Well done. You've found my Jotter. This is where I will be posting some blog-type entries to share my thoughts on random topics, as well as to write some words of thanks to the many people who have helped me succeed in the roles I have held over the years.
I'm working on the first set of entries for my Jotter now. so please visit regularly to find out about new updates, or follow me on LinkedIn where I shall post news of new entries in Colin's Jotter.
Although shared with English, the origins of jot and jotter are considered to be Scots. The Dictionary of the Scots Language (DSL) gives us the definition "to write down hastily and briefly” in addition to “a note, memo, now especially applied to a pupil’s rough exercise book”.
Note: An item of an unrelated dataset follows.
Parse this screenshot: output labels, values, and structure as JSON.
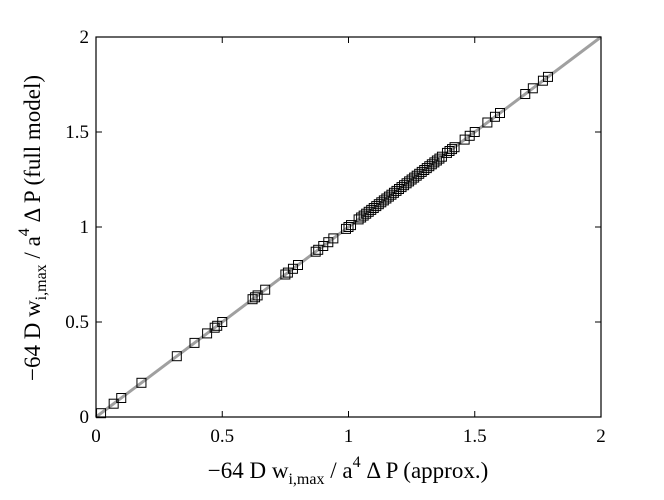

Jotter was originally very informal, as in the following example from Aberdeen in the Reports of Cases in the High Court of Justiciary (1854): “Not book-keeping, only a jotter, only a memorandum; every one keeps a jotter as he likes”. By 1915 the term is being applied to a school exercise book, as illustrated in A S Neil’s 1915 Dominie’s Log: “Neatness of method and penmanship in copy-book and jotter”. During my own school days, pupils got extra marks for the neatest jotters as well as for the covering of their jotter, usually in brown paper or with the leftovers of whatever wallpaper leftovers your Mum had. The lassies sometimes covered their jotters with images of whatever pop star was the flavour or the day.